Plusieurs documents prouvent qu'il était dans la Congrégation Kahal Kadosh Beth Elohim, à Charleston, que la version américaine du judaïsme réformé avait ses racines en 1824 grâce à de jeunes dissidents qui « voulaient moderniser le judaïsme afin qu'il ne meure pas », a déclaré Dale Rosengarten, directeur du Southern Center for Jewish Culture au College of Charleston. . Mme Rosengarten a organisé cette exposition à Princeton.
"Il n'est pas né de notre imagination, mais il a germé de notre sol natal", a-t-il déclaré.
Les Juifs ont apporté d’importantes contributions à la science et à la culture au XIXe siècle, ainsi que dans d’autres domaines ; Mais, comme l'enseigne l'exposition, « malgré l'engagement apparent de la nation en faveur de la tolérance religieuse, les stéréotypes à l'égard des Juifs ont persisté sur la scène américaine. « Une galerie présente un portrait, une épée et un fourreau du commodore Uriah Phillips Levy, héros naval de la guerre de 19, ainsi que des tableaux peints par Solomon Nunes Carvalho, qui accompagna John C. Frémont, l'explorateur, lors d'une expédition. cross-country."
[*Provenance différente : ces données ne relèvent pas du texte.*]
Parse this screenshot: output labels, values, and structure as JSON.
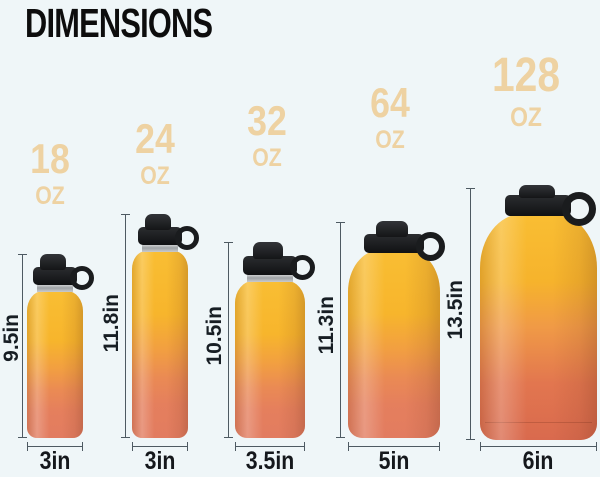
{
  "title": "DIMENSIONS",
  "colors": {
    "background": "#eff6f8",
    "title_text": "#0d0d0d",
    "capacity_label_tan": "#eed2a2",
    "dimension_line": "#4e5a62",
    "dimension_text": "#171e24",
    "bottle_yellow_top": "#f9be33",
    "bottle_coral_bottom": "#e27c60",
    "cap_black": "#141517",
    "steel_band": "#9fa3a6"
  },
  "bottles": [
    {
      "capacity": "18",
      "unit": "OZ",
      "height": "9.5in",
      "width": "3in"
    },
    {
      "capacity": "24",
      "unit": "OZ",
      "height": "11.8in",
      "width": "3in"
    },
    {
      "capacity": "32",
      "unit": "OZ",
      "height": "10.5in",
      "width": "3.5in"
    },
    {
      "capacity": "64",
      "unit": "OZ",
      "height": "11.3in",
      "width": "5in"
    },
    {
      "capacity": "128",
      "unit": "OZ",
      "height": "13.5in",
      "width": "6in"
    }
  ]
}
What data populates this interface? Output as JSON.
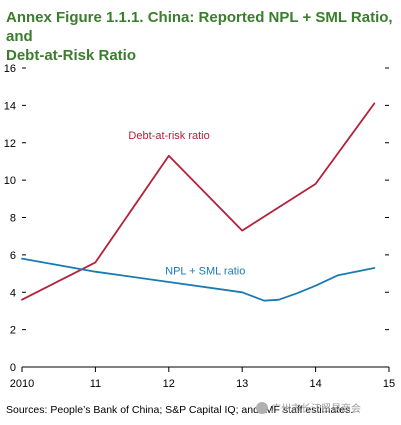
{
  "title_lines": [
    "Annex Figure 1.1.1. China: Reported NPL + SML Ratio, and",
    "Debt-at-Risk Ratio"
  ],
  "source_note": "Sources: People’s Bank of China; S&P Capital IQ; and IMF staff estimates.",
  "watermark": "广州市长江贸易商会",
  "colors": {
    "title": "#3a7d2c",
    "debt_at_risk": "#b5203b",
    "npl_sml": "#1a7ab3"
  },
  "chart_data": {
    "type": "line",
    "title": "Annex Figure 1.1.1. China: Reported NPL + SML Ratio, and Debt-at-Risk Ratio",
    "xlabel": "",
    "ylabel": "",
    "xlim": [
      2010,
      2015
    ],
    "ylim": [
      0,
      16
    ],
    "x_ticks": [
      2010,
      2011,
      2012,
      2013,
      2014,
      2015
    ],
    "x_tick_labels": [
      "2010",
      "11",
      "12",
      "13",
      "14",
      "15"
    ],
    "y_ticks": [
      0,
      2,
      4,
      6,
      8,
      10,
      12,
      14,
      16
    ],
    "y_tick_labels": [
      "0",
      "2",
      "4",
      "6",
      "8",
      "10",
      "12",
      "14",
      "16"
    ],
    "grid": false,
    "series": [
      {
        "name": "Debt-at-risk ratio",
        "x": [
          2010,
          2011,
          2012,
          2013,
          2014,
          2014.8
        ],
        "y": [
          3.6,
          5.6,
          11.3,
          7.3,
          9.8,
          14.1
        ]
      },
      {
        "name": "NPL + SML ratio",
        "x": [
          2010,
          2011,
          2012,
          2013,
          2013.3,
          2013.5,
          2013.75,
          2014,
          2014.3,
          2014.8
        ],
        "y": [
          5.8,
          5.1,
          4.55,
          4.0,
          3.55,
          3.6,
          3.95,
          4.35,
          4.9,
          5.3
        ]
      }
    ]
  }
}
Inévitablement, selon Louise Mirrer, présidente de la New-York Historical Society, l’histoire des Juifs du Nouveau Monde a aujourd’hui une résonance pour les immigrants, les réfugiés et les minorités. « Les graines ont été plantées, il y a longtemps, dans un endroit où chacun pouvait pratiquer sa religion librement », a déclaré Mme Mirrer, expliquant pourquoi le Nouveau Monde a attiré les Européens – comme les puritains – en quête de liberté religieuse.
Mais il y a parfois des anomalies, poursuit Mirrer : « Dans l’exposition, nous voyons une sorte de ferveur religieuse qui favorise une sorte de violence contre certains groupes. »
Joseph Berger est auteur de plusieurs livres et rédacteur en chef du New York Times
L'article traduit par Lilia Wachsmann a été publié dans le New York Times le 27 octobre 2016.